Untuk kedua kalinya saya nonton Ayat-Ayat Cinta (AAC). Kemaren malam, saya menemani sang suami. Tidak ada yang beda dari film tersebut dengan yang saya tonton pertama kali.
Film AAC menjadi fenomenal, seperti novelnya. Pertama kali di launch, langsung meledak di pasaran. Bayangkan saja, saya datang jam 20:00 untuk beli tiket yang tayang jam 22:30. Ternyata sold out. Adanya untuk pertunjukan jam 23:30. Padahal seluruh studio di bioskop tersebut menayangkan AAC, dan pada jam berbeda dan waktu yang berurutan. Memang, waktu itu malam minggu, AAC ditayangkan secara midnight.
Kami berdua jarang sekali nonton film Indonesia. Untuk kali ini, karena keterikatan emosi dengan Mesir, jadi kami bela-belain nonton AAC. Memang sih, sebagian membangkitkan kenangan-kenangan suami saya. Seperti ; ketika antara penghuni flat lantai atas dan bawah, membutuhkan sesuatu, maka 'timba' yang bertindak. Masing-masing saling mengerek keranjang, seperti hendak menimba air dari sumur dan di dalam keranjang diletakkan segala sesuatu yang diperlukan.
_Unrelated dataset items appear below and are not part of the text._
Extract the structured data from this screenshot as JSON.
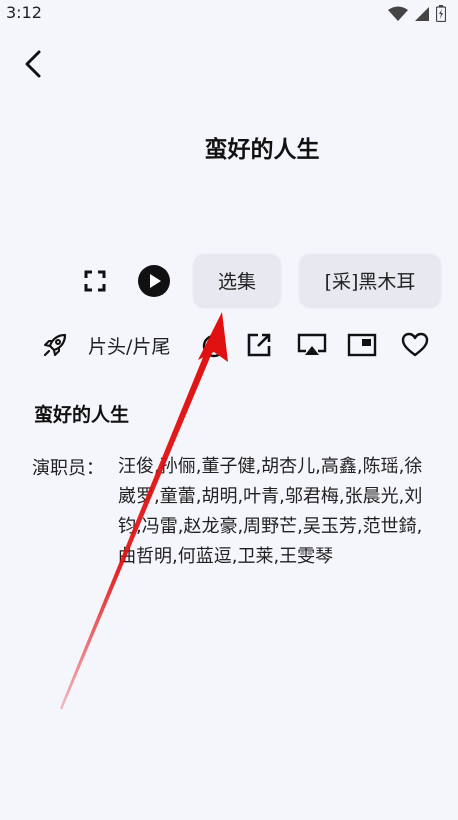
{
  "status_bar": {
    "time": "3:12",
    "icons": [
      "wifi-icon",
      "signal-icon",
      "battery-icon"
    ]
  },
  "header": {
    "back_icon": "chevron-left-icon"
  },
  "title": "蛮好的人生",
  "controls": {
    "fullscreen_icon": "fullscreen-icon",
    "play_icon": "play-icon",
    "episodes_label": "选集",
    "source_label": "[采]黑木耳"
  },
  "actions": {
    "skip_icon": "rocket-icon",
    "skip_label": "片头/片尾",
    "timer_icon": "timer-icon",
    "external_icon": "external-open-icon",
    "cast_icon": "cast-icon",
    "pip_icon": "picture-in-picture-icon",
    "favorite_icon": "heart-icon"
  },
  "info": {
    "title": "蛮好的人生",
    "cast_label": "演职员：",
    "cast": "汪俊,孙俪,董子健,胡杏儿,高鑫,陈瑶,徐崴罗,童蕾,胡明,叶青,邬君梅,张晨光,刘钧,冯雷,赵龙豪,周野芒,吴玉芳,范世錡,曲哲明,何蓝逗,卫莱,王雯琴"
  },
  "colors": {
    "background": "#f5f6fc",
    "pill": "#e8e9f0",
    "arrow": "#e01010"
  }
}
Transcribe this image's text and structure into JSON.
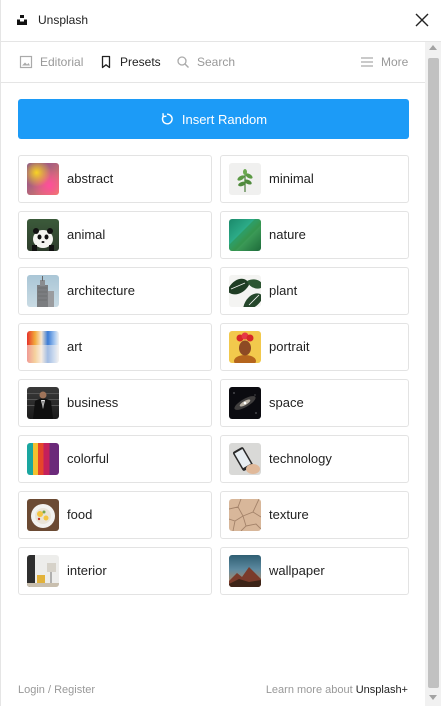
{
  "window": {
    "title": "Unsplash"
  },
  "tabs": [
    {
      "label": "Editorial",
      "active": false
    },
    {
      "label": "Presets",
      "active": true
    },
    {
      "label": "Search",
      "active": false
    },
    {
      "label": "More",
      "active": false
    }
  ],
  "insert_button": {
    "label": "Insert Random"
  },
  "presets": [
    {
      "label": "abstract"
    },
    {
      "label": "minimal"
    },
    {
      "label": "animal"
    },
    {
      "label": "nature"
    },
    {
      "label": "architecture"
    },
    {
      "label": "plant"
    },
    {
      "label": "art"
    },
    {
      "label": "portrait"
    },
    {
      "label": "business"
    },
    {
      "label": "space"
    },
    {
      "label": "colorful"
    },
    {
      "label": "technology"
    },
    {
      "label": "food"
    },
    {
      "label": "texture"
    },
    {
      "label": "interior"
    },
    {
      "label": "wallpaper"
    }
  ],
  "footer": {
    "login": "Login / Register",
    "learn_more": "Learn more about ",
    "brand": "Unsplash+"
  },
  "colors": {
    "accent": "#1c9bf7",
    "border": "#e3e3e3",
    "muted": "#999999"
  }
}
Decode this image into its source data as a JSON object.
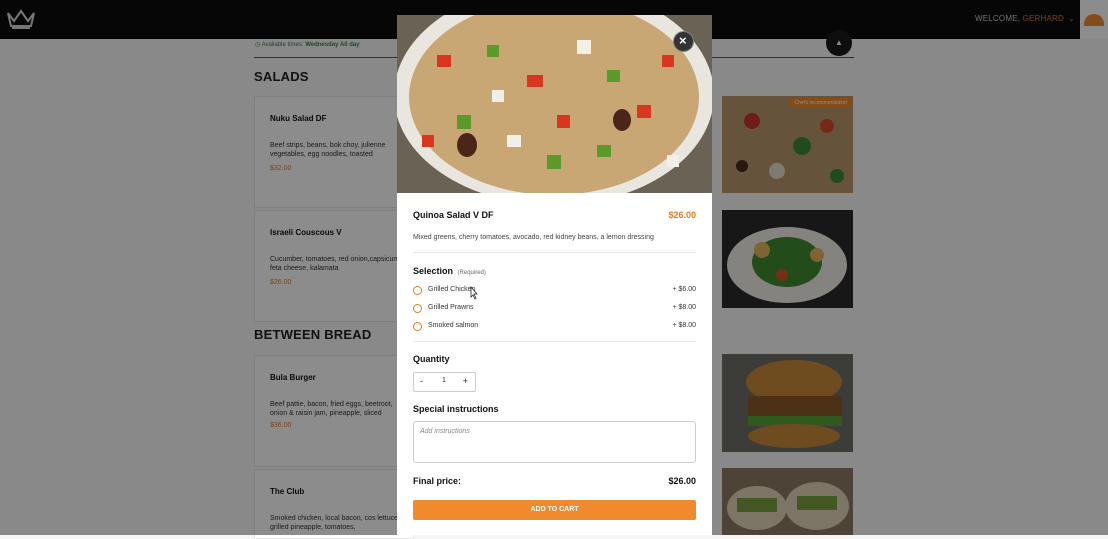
{
  "header": {
    "welcome_label": "WELCOME, ",
    "username": "GERHARD",
    "chevron": "⌄",
    "logo_icon": "crown-logo-icon",
    "cart_icon": "cart-icon"
  },
  "availability": {
    "label": "Available times:",
    "value": "Wednesday All day"
  },
  "menu": {
    "salads_title": "SALADS",
    "between_bread_title": "BETWEEN BREAD",
    "items": [
      {
        "name": "Nuku Salad DF",
        "desc": "Beef strips, beans, bok choy, julienne vegetables, egg noodles, toasted",
        "price": "$32.00"
      },
      {
        "name": "Israeli Couscous V",
        "desc": "Cucumber, tomatoes, red onion,capsicum, feta cheese, kalamata",
        "price": "$26.00"
      },
      {
        "name": "Bula Burger",
        "desc": "Beef pattie, bacon, fried eggs, beetroot, onion & raisin jam, pineapple, sliced",
        "price": "$36.00"
      },
      {
        "name": "The Club",
        "desc": "Smoked chicken, local bacon, cos lettuce, grilled pineapple, tomatoes,",
        "price": ""
      }
    ],
    "badge": "Chef's recommendation"
  },
  "modal": {
    "close_label": "×",
    "item_name": "Quinoa Salad V DF",
    "item_price": "$26.00",
    "item_desc": "Mixed greens, cherry tomatoes, avocado, red kidney beans, a lemon dressing",
    "selection_title": "Selection",
    "selection_required": "(Required)",
    "options": [
      {
        "label": "Grilled Chicken",
        "price": "+ $6.00"
      },
      {
        "label": "Grilled Prawns",
        "price": "+ $8.00"
      },
      {
        "label": "Smoked salmon",
        "price": "+ $8.00"
      }
    ],
    "quantity_title": "Quantity",
    "qty_minus": "-",
    "qty_value": "1",
    "qty_plus": "+",
    "special_title": "Special instructions",
    "special_placeholder": "Add instructions",
    "final_label": "Final price:",
    "final_value": "$26.00",
    "add_button": "ADD TO CART"
  },
  "colors": {
    "accent": "#f08a2c",
    "price_orange": "#e07a24",
    "topbar": "#0b0b0b"
  }
}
Ada juga 'ashir mango, flat yang kumuh dan kotor, suasana Khon Kholili, pasar yang menjual aneka rupa barang dari souvenir hingga tho'am khas Mesir, banyak coretan tulisan Arab, tembok-tembok tidak terawat... dan, memang begitulah adanya di Mesir sana.
Adapun sungai Nil, Pyramid, Masjid Sholahuddin Al 'Ayyubi, memang kentara sekali palsu. Tapi tidak mengurangi rasa ke -Mesir- an nya.
Saya yakin, seandainya pengambilan gambar AAC benar-benar di lakukan di Mesir, bisa jadi film ini 'lebih meledak' dari sekarang. Saya sempat membaca blog nya mas Hanung Bramantyo tentang dibalik layar pembuatan film AAC. Banyak sekali kendala-kendala yang ditemui. Terutama di Mesir. Biaya produksi jadi sangat mahal, karena harus kerjasama dengan PH Mesir. Harga yang ditawarkan sangat-sangat tidak realistis. Saya nggak heran sih, pancene wong Mesir nek karo duit, motone ijo.
Saya juga bisa membayangkan, bagaimana pihak produser pada awalnya meragukan kesuksesan film ini. Karena, biasanya film yang adopted dari novel, hasilnya tidak bisa sama persis. Apalagi yang berbau agama.
Film AAC baru diputar beberapa hari dan langsung jadi fenomena. Banyak sekali pelajaran yang bisa diambil dari film AAC. Semoga para penonton film dapat mengambil nilai-nilai yang terkandung dalam film tersebut, bukan hanya penasaran saja. Harapan saya, ke depannya akan semakin banyak film-film yang mengandung nilai positif.